6 For parents and partners, the number of pieces of advice they offered did not differ across the four scenarios, F(3, 47) = 1.04, ns, and F(3, 67) = .17, ns, respectively. Likewise, for Veterans, the number of pieces of advice they offered did not vary across the two scenarios, t(110) = −.52, ns.

7 The following six categories were dropped due to low frequencies: “don’t delay,” “be calm,” “use pressure,” “pray,” “seek information online,” and “it depends.” For all six categories, fewer than 5% of at least one group (parents, partners, or Veterans) gave this advice, and in all but one case, fewer than 5% of two groups gave it. These six categories ultimately were included in the “other” category to maintain the exhaustiveness of the coding system. In addition, three low frequency categories—“frame it cooperatively,” “normalize it,” and “frame it positively”—were combined together into a single new “reframe help seeking” theme because all three involved reframing and could be coded reliably once combined (see ).

8 To group themes in terms of goals, we assessed how the content of each theme might be relevant to one or more goals.

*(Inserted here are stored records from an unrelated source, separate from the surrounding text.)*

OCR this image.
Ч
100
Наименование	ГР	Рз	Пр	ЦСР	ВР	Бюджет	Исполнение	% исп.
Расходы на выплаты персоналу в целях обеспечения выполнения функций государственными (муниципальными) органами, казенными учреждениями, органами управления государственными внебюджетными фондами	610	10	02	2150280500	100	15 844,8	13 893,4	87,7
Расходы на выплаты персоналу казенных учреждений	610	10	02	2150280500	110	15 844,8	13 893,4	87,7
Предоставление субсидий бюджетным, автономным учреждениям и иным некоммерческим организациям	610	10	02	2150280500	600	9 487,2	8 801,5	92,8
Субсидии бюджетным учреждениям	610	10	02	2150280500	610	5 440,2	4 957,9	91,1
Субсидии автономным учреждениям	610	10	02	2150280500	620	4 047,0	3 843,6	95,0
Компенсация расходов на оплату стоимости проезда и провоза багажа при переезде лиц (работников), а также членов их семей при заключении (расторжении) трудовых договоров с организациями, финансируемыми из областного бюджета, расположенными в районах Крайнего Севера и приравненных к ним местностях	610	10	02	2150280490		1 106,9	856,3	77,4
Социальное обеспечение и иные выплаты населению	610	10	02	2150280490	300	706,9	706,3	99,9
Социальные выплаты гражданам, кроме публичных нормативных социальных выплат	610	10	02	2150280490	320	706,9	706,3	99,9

For example, because encouraging a SM to seek help presumes that there must be some reason why the SM needs help, we listed the theme “be specific about problems” as a “task-goal theme.”

9 Although arbitrary, this 10% threshold ensured that “common” themes were mentioned by more than a few members of each group while also reducing the number of categories. For example, if the threshold had been lowered to 5% for all three groups, then 12 of the 14 categories would have been considered “common.” If the threshold had instead been raised to 20%, then only one “common” category would have been identified.